Who's In It: George Clooney, Thekla Reuten, Violante Placido, Paolo Bonacelli, Johan Leysen, Irina Björklund, Filippo Timi
The Basics: When a cozy Swedish rendezvous goes awry, an assassin (George Clooney) retreats to a remote Italian town to lay low. Here, the antisocial killer forms tenuous relationships with a local priest (Paolo Bonacelli) and a comely prostitute (Violante Placido) while carrying out one last job for his mysterious, menacing handler (Johan Leysen). But as time grows short and hired guns descend on Clooney's mountain hideaway, panic and suspicion mounts. Can the weary assassin leave the life of violence behind and regain his humanity through love and redemption -- or is it simply too late for this sinner to be saved?
What's the Deal: More character study than action movie, this adaptation of Martin Booth's 1990 novel "A Very Private Gentleman" is instead concerned with the inner workings of its amoral antihero, whom we witness do very bad things at film's start that haunt him until the very end. Working through these moralistic quandaries is George Clooney, absent his usual Clooney charm, who conveys his character's career-hardened loneliness by glaring with suspicion at everyone who crosses his path in the beautifully-filmed small towns of Italy's Abruzzo region. Thankfully, Clooney loosens up to deliver some of the best, largely dialogue-free work of his acting career -- even if we must wait through an hour of silent, stony staring to get to it. Regardless, because The American treads familiar ground in the "aging assassin/spy/cowboy makes one last attempt at redemption" subgenre, much of what transpires feels like it's been done to death already, leaving The American a minor, flawed gem in Clooney's filmography.
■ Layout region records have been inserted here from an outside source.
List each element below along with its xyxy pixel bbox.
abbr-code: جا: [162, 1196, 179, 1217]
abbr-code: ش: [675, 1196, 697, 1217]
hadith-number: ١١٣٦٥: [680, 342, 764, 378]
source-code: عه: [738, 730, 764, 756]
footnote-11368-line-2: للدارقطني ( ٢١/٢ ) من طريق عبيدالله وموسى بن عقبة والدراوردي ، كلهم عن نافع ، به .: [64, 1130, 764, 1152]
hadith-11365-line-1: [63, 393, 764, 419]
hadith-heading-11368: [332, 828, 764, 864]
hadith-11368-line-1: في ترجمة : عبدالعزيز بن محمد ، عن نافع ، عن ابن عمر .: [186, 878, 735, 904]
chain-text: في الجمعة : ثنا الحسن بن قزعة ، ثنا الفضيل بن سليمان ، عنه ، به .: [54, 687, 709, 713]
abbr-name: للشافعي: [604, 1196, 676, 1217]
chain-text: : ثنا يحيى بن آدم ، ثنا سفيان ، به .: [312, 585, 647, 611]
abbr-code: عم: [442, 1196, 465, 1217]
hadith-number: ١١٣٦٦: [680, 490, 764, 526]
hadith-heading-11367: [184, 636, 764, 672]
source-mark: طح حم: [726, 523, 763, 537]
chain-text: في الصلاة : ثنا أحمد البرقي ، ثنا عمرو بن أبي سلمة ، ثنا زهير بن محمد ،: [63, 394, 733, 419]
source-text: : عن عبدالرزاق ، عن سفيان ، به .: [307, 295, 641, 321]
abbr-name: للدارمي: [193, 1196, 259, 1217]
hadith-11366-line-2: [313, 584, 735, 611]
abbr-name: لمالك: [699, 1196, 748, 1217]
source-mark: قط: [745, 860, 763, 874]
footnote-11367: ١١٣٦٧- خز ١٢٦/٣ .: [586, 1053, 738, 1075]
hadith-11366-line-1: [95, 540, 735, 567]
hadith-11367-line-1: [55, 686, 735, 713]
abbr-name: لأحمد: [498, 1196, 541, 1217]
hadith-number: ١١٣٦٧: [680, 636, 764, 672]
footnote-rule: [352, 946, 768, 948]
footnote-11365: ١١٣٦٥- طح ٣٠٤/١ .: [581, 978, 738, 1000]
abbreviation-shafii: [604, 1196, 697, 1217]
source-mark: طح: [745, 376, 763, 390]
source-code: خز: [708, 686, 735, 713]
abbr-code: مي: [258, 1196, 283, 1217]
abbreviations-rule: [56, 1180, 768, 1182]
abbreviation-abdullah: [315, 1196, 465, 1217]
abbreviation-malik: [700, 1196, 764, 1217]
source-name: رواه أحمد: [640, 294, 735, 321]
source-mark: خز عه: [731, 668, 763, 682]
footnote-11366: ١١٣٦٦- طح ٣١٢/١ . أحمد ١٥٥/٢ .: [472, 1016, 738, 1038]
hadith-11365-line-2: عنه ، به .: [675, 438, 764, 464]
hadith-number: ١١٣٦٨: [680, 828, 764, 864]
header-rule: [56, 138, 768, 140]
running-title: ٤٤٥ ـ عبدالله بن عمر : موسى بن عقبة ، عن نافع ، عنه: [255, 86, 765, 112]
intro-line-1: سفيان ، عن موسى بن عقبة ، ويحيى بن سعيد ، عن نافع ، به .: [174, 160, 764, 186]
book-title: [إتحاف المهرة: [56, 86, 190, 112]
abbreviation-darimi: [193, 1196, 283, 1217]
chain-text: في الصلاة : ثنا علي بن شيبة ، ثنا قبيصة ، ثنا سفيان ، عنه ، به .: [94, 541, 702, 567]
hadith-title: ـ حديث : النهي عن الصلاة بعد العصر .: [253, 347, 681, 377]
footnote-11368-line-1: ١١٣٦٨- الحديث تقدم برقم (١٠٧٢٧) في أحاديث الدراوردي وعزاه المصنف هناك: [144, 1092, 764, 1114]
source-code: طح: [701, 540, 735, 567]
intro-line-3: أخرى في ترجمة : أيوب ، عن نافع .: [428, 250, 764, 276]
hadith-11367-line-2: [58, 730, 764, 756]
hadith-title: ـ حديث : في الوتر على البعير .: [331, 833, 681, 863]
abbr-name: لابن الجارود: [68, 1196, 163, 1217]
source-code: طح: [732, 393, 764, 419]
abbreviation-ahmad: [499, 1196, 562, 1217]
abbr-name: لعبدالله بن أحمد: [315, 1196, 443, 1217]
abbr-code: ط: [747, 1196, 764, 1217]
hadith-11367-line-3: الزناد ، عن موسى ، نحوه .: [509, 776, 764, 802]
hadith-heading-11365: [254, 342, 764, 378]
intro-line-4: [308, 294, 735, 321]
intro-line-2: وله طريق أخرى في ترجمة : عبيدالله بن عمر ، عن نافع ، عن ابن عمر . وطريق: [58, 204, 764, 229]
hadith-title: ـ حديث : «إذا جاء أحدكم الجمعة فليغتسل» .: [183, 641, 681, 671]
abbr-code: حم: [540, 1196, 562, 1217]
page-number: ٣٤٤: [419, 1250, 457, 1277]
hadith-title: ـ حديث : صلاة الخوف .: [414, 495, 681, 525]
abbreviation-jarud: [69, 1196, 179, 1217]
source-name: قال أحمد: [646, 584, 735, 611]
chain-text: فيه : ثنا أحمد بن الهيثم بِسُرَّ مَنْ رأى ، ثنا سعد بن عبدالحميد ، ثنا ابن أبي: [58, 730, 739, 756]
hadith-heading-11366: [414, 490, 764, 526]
Less Is More, More is Less: In his second feature film, photographer-turned-director Anton Corbijn tries his best to match Clooney's hostile stillness with distance of his own, but his attempts at visual nuance inadvertently come off as conspicuous filmmaking choices overly fraught with meaning. The cumulative effect can be distracting; you may find yourself wondering why Corbijn keeps filming the back of Clooney's head, what the vast Swedish snowscape implies about his character, or why endangered butterflies keep popping up in the film. (Hint: they're all metaphors.) For a more assured and naturally affecting display of Corbijn's skill, watch his excellent 2007 pic Control, about the late Joy Division singer Ian Curtis.
A Catalogue of All Things Cool in The American: The wordless sequence in which assassin Clooney -- who's also a mechanical genius -- makes a homemade sniper rifle in his rented Italian apartment. The red-tinged love scene between Clooney and his alluring lover, played by Italian pop singer/actress Violante Placido. The elegant lady sniper, played by Thekla Reuten, who may or may not have a soft spot for Clooney and may or may not be assigned to take him out. The scene from Once Upon a Time in the West, playing on TV in a local bar, which inspires a brief conversation about Sergio Leone and foreshadows Clooney's fate.
The Single Most Un-Cool Thing in The American: The tattoo of a butterfly that Clooney has on the back of his neck. (Hence his character's nickname: "Mr. Butterfly.") It's a metaphor, in case you couldn't tell. Guys, I know you have man-crushes on Clooney -- but if George Clooney can't even pull off a butterfly neck tattoo in a movie, you cannot pull off a butterfly neck tattoo in real life. Don't even try it.